Home again, I realized that my muscles were sore.  Riding the road bike works different muscles than the mountain bike.  I was happy to know they still existed, annoyed that I had let them go.

Sunday found me with a text message from my “wife”, telling me that she had visited our daughter at her summer camp, where she is a camp counselor.  The air conditioning on our daughter’s car wasn’t working, so my “wife” wanted to know what to do about it.  I drove the 90 minutes to the camp, exchanged cars with my daughter, brought her car home.

The car went to the mechanic early Tuesday morning.  Instead of hitching a ride with my office manager, who lives close, I decided to take advantage of my renewed relationship with my road bike.  I rode to work.  For more than 20 years, bike commuting was something I was known for around the office, an activity I took advantage of nearly 12 months out of the year.  But since I took my new job over three years ago, I have bike commuted only a few times, not once since we changed office locations at the beginning of 2016.

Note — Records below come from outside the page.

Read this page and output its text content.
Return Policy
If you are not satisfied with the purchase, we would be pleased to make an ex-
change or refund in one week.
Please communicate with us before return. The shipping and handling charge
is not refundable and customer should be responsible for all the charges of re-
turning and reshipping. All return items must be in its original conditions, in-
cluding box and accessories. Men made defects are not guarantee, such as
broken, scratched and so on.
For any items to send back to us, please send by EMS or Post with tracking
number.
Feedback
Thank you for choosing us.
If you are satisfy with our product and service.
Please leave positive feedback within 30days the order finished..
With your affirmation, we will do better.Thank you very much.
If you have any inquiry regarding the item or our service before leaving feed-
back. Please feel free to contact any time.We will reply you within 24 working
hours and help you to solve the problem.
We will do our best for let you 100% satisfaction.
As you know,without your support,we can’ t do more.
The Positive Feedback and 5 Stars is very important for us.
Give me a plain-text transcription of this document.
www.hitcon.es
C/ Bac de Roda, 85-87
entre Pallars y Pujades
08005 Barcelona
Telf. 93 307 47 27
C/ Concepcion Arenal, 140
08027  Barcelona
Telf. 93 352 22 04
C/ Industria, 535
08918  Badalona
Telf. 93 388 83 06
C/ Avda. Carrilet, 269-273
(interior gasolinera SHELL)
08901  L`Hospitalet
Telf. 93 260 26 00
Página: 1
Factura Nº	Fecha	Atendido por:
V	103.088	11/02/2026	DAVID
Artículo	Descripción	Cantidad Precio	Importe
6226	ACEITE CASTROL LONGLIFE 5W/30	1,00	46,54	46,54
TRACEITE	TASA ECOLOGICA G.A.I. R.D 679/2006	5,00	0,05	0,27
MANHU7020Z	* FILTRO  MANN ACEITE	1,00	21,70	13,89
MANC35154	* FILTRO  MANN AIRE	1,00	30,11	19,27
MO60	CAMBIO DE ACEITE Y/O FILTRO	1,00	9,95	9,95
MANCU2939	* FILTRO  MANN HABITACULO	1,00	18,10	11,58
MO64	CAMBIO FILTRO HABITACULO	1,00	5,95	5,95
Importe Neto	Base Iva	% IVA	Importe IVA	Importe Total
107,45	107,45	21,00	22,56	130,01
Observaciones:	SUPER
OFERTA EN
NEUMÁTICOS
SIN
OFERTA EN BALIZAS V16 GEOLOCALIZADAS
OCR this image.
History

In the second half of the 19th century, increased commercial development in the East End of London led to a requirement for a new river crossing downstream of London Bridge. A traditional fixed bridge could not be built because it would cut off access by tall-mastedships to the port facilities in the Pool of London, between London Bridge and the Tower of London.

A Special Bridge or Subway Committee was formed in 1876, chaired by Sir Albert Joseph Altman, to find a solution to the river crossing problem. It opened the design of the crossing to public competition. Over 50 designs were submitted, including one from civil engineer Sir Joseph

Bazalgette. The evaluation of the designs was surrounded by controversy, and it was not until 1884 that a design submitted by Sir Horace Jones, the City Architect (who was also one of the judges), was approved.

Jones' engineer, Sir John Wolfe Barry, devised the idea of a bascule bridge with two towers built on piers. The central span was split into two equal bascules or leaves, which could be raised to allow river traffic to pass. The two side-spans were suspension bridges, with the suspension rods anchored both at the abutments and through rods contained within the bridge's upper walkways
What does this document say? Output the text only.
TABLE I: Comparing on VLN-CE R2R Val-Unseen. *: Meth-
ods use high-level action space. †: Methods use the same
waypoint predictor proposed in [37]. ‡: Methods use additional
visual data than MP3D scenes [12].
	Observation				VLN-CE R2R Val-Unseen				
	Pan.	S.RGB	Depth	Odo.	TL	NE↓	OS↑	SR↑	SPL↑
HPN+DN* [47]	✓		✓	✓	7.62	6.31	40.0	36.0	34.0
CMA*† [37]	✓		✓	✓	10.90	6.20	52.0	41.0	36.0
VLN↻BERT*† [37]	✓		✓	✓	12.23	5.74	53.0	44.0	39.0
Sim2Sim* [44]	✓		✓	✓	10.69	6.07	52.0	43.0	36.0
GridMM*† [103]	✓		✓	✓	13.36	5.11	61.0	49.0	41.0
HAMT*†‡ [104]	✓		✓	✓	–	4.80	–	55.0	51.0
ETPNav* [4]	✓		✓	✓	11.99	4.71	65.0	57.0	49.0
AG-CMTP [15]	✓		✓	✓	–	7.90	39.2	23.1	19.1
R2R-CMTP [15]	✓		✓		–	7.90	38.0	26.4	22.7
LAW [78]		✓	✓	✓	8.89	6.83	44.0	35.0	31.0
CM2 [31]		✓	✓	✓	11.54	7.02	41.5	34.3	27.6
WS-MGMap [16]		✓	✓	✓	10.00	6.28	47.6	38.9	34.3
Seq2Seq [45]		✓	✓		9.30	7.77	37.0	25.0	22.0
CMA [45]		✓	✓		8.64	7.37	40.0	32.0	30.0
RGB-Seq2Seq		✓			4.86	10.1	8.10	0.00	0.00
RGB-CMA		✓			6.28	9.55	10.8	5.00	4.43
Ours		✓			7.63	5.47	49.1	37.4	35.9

Commuting by bike is different than merely riding for pleasure.  Unless one gets up to commute before dawn, a bike commute is going to mean that I am riding in the presence of a large amount of motor vehicles.  Even a dawn ride involves more vehicle interaction than an early Saturday morning ride.  Almost immediately, within the first few pedal strokes, I felt the uncomfortable closeness of cars constantly zooming past my backside.  Years ago, riding with traffic had become second nature.  It took a bit for that second nature to kick in again.

I enjoyed the ride, parked my bike in my office, a bit of pride at once again using my hobby in a practical way.  Really, I should have parked the bike in the storage unit my company rents in the basement.  Instead, I left the bike in my office window for all to admire.  She is a beauty, after all.FB_IMG_1500987905985

Last night, my second ride home on my commute.  Approaching a stoplight where I had to cross over a second lane to get to the left turn lane, a small brained motorist behind me decided to take his aggression out on me.  I won’t share the details — they are not important.  But I remembered another reason why the peace of the woods and dirt trails has become so precious to me.  I arrived home with clenched teeth, a result of stuffing the temptation to react to the angry motorist.

I will continue to return to my pearly white beauty for weekend strolls along less travelled roads.  I am pretty sure that I don’t want the stress of commuting any more.  Oh, I could get used to it again, as I did so many years ago.  I got to the point then where I rarely had an incident.. but the roads are different now, the congestion of the suburbs more pronounced.  I ride the bike to relieve stress, keep my body in tune.  I want to keep it that way.